毒經深知他這溫柔不得的脾氣,當下不再輕,重重挺進去,滿意的聽到他呼了聲,胯下賣力的挺動,恨不能捅得他如在竹屋中那般哀吟祈求:“你等會就知道我行不行了!”
山居的腦中清明漸無,後xue痛感褪去,熟悉的快感又一次襲身而來,臍下三寸那物也搖搖晃晃的半立,不是硬到極致卻不停的滴落淫穢的透明濁液,顯然快意難忍,就這樣被壓着做了些許時候,忽然後伸手臂頂住毒經腹部讓他停下。
“嗯?”毒經在他脖頸上親個不停,被他阻了去路很是不舒暢。
山居硬是把他推開,那已經蹂躏了他後xue許久的巨物便慢慢退出體外,而後山居翻過身,後背撐在樹上,一只腳擡起踏在旁邊巨石上,粗喘着氣,眼角帶了淫意勾引說了:“來。”
毒經紫眸頃刻便紅了,惡狠狠的将他那腿掰得更開,指尖探下去摸索着在xue口戳刺數下,過後将那長腿擡在臂彎處,扶着漲得疼痛的肉柱重新送回那濕熱之處。山屠當下仰頭抵在樹上,被毒經壓着拼命搖晃。

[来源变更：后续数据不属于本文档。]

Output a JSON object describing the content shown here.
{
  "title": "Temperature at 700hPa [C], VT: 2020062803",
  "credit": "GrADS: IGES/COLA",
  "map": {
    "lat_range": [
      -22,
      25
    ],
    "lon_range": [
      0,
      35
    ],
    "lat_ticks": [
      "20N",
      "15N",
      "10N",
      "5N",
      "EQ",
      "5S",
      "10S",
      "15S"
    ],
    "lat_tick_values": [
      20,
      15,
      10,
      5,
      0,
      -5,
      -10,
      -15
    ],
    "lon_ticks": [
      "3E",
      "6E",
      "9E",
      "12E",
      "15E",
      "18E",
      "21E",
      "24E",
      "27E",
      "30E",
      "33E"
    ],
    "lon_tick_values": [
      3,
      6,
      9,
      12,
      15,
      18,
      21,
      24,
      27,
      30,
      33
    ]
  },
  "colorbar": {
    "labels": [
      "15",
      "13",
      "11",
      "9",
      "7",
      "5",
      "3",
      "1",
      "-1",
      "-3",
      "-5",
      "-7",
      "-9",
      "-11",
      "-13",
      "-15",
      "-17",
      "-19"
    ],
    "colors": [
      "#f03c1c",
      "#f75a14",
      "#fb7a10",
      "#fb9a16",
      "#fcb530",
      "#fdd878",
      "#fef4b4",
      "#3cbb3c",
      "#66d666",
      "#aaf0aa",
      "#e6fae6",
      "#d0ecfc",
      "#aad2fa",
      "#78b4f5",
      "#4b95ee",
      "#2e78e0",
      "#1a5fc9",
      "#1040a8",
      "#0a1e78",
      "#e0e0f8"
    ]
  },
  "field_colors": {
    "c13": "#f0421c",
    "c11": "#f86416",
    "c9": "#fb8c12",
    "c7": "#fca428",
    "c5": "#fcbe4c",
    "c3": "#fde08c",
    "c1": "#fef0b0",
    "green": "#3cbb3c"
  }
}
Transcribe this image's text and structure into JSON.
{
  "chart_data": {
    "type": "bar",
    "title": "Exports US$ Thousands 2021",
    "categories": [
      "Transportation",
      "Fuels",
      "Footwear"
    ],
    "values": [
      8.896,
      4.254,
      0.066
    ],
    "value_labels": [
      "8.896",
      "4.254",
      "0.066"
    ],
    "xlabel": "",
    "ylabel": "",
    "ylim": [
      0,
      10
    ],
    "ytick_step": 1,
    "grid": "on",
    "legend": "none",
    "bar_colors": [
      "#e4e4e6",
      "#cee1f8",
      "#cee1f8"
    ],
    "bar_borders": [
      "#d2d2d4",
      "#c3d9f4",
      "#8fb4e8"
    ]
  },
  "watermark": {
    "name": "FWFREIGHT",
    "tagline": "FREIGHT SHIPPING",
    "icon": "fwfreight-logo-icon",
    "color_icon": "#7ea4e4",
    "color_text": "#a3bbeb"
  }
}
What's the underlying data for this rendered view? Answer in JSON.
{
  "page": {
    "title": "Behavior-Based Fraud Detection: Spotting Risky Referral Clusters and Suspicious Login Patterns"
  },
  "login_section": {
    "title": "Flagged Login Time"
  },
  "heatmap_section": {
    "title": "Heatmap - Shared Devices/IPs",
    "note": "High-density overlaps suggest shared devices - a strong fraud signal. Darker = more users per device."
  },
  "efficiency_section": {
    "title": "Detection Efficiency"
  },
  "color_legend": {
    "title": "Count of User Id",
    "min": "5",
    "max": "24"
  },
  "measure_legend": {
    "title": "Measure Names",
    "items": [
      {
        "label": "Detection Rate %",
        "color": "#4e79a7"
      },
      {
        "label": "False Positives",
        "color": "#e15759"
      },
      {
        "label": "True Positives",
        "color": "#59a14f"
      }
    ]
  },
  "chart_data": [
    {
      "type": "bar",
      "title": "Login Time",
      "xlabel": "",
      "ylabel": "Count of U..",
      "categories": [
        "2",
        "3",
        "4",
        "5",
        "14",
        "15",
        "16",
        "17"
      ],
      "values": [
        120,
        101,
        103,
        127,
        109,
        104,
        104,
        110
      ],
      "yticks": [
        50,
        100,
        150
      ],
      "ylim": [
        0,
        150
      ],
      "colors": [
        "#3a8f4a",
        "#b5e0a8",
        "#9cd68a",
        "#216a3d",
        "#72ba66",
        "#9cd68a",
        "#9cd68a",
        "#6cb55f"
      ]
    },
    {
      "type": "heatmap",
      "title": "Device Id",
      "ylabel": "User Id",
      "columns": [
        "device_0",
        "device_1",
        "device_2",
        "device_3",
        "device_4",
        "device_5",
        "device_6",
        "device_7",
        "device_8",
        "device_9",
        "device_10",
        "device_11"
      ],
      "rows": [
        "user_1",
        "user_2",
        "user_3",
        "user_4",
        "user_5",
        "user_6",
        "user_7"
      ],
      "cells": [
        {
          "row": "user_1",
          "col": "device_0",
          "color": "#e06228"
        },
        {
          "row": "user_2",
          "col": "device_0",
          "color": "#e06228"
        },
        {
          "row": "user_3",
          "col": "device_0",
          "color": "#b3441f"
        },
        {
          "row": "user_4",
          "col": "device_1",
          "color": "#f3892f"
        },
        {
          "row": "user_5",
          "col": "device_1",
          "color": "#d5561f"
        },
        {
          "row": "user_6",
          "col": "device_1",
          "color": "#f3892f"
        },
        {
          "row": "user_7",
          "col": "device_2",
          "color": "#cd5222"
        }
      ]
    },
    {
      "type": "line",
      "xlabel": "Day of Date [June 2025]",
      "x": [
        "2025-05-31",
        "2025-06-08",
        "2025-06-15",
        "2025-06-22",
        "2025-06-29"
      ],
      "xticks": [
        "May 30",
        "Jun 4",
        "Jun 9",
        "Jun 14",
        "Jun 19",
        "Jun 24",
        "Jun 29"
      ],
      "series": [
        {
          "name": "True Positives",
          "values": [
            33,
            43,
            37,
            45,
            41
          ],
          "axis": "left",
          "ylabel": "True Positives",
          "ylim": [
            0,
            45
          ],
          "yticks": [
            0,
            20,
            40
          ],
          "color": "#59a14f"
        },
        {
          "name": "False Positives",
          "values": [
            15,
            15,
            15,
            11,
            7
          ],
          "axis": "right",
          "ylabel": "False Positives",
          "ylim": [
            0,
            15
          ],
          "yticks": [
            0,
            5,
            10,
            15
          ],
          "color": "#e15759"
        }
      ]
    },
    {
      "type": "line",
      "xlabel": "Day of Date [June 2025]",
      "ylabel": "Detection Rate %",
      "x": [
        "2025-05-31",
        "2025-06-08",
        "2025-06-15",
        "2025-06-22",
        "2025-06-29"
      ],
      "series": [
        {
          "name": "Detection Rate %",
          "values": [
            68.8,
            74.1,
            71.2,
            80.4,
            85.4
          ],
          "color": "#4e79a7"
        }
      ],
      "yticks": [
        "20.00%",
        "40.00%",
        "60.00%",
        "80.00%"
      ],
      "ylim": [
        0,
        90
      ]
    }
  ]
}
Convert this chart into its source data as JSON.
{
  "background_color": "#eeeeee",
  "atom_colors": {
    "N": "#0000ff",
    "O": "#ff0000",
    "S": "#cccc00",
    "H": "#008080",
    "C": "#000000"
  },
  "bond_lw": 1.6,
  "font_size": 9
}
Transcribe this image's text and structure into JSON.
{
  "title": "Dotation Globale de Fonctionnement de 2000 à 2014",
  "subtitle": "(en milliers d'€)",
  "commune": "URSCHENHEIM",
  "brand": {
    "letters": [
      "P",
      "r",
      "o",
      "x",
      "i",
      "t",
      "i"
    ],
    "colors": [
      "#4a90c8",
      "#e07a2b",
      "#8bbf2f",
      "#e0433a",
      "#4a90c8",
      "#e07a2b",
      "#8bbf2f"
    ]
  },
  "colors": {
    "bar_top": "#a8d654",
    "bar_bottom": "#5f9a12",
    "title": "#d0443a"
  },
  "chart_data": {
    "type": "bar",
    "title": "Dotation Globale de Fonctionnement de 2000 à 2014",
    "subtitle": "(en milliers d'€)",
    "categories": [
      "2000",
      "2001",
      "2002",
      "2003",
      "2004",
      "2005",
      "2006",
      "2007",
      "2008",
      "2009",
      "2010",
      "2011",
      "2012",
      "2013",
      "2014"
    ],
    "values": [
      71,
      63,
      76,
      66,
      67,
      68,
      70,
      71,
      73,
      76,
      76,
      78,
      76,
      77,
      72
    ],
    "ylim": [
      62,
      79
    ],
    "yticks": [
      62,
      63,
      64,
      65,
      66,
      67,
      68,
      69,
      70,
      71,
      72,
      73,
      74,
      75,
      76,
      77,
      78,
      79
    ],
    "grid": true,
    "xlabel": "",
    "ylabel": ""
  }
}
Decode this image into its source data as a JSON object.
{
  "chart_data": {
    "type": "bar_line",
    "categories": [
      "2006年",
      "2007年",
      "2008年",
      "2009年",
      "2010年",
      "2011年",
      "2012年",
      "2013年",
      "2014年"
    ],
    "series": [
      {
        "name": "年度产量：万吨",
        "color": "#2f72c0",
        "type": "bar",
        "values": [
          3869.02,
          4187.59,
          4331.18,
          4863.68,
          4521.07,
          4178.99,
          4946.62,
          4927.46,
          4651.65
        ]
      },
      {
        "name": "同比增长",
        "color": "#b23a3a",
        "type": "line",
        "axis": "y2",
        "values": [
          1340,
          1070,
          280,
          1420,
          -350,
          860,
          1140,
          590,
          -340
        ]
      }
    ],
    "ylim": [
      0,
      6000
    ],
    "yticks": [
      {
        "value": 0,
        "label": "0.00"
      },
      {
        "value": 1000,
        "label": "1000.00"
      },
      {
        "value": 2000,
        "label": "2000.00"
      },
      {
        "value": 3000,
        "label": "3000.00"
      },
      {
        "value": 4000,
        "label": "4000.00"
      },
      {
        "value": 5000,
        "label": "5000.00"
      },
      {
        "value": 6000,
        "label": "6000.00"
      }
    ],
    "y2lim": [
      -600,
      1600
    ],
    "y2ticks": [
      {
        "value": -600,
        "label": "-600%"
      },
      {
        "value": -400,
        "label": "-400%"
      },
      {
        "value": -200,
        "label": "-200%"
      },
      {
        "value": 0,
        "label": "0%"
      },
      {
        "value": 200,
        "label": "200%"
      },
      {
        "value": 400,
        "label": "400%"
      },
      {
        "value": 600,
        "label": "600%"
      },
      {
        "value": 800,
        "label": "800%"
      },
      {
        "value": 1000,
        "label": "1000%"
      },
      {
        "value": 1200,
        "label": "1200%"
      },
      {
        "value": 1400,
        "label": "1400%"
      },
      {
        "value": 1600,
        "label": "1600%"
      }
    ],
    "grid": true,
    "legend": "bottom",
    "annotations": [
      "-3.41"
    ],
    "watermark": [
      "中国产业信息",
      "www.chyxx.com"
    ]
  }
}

他前半輩子想都沒想過,有一天自己居然會像這樣,心甘情願被另一個人摁在身下狠狠的幹,從來這事都是他對別人做的,可是眼前這家夥,借了金風凰的優處,強而有力的捅穿他的身體,猶如一把堅硬石刃般重重插在他心口,讓他根本就撇不掉,甘于沉溺。
簡直溺死都值得。
他微微垂眼看那再自己松散的衣襟前不停親吻的人,開始想笑,原來這人并不比自己自制多少,他跟自己一樣,舍不得這種感覺,是情也罷是欲也罷,總歸你他媽的就是想幹我!而且除了我誰也不行!那就別指望有天還能把這根撇到別處去,心安理得的伺候我就成了!
想着便雙手擒了那人臉頰,伸出舌頭在他鼻上眼上來回舔,最終落到後處,那人伸出舌尖與他戲弄,絲毫不介意臉上液體糟亂,彼此玩一般較量着,最終四片唇含在一道難舍難分,不知不覺又被深深頂了數下,體內挨了熱流沖擊,山居皺眉将它們緊緊含住,一滴也不舍得流出去,眼角忽然很是酸澀。
憋着紅了眼眶,硬是忍下了不該有的,熱而痛,江湖這般大,偏生你要來到我跟前,媽的這就是天意!我便認了又怎樣?
想着深深吸吮他口中液體,直到彼此肺中再無空氣,幾近窒息的程度方才分開。
毒經退開面孔,粗喘着讓軟下的物事滑出山居體內,手指又一次伸過去,将那滿滿的濁液接在掌心,黏膩而白,腥味滲鼻,山居當着毒經的面握了那掌,探出舌尖将那一切通通舔去,未了舔舔嘴唇握住毒經那根,半句話也不說,光是看他,挑釁萬分。
毒經覆了他手背,借他的手将那不應期的物件捏着,慢條斯理的撫弄,過了不一會便又硬挺如初,而後将山居帶着躺在地上,一只手撐着身體,一只手握了情物又往山居體內送,這一回便是認認真真的看他,見他眼底沒了當初屈辱,多了好些說不清道不明的東西,彼此都不說話,也不如第一次那樣猛力,只是為了延長這份快樂而勾速動着。
山居忽然雙手伸到胯下,觸到二人相連之處,毒經看着他摸住自己那根少許露出的段落,還有未能一起入巷的雙丸,不禁更加難耐。
“我倒是想連它們一起進去,可惜不成。”毒經己改雙手撐着山居身側,一下一下重重撞擊山居。
山居只是半仰着頭看他,手上動作不停,未了嗤笑一句:“你這根,到死都是我的。”
毒經忽然頓住,随即哈哈笑了,将山居拉着坐在他身上,讓他抱住自已上下晃,舔著他耳蝸說道:“是你的,都是你的。”
哪裏還有你的我的,無論是胸中之物,還是你他,合着該是一體,誰拆的去。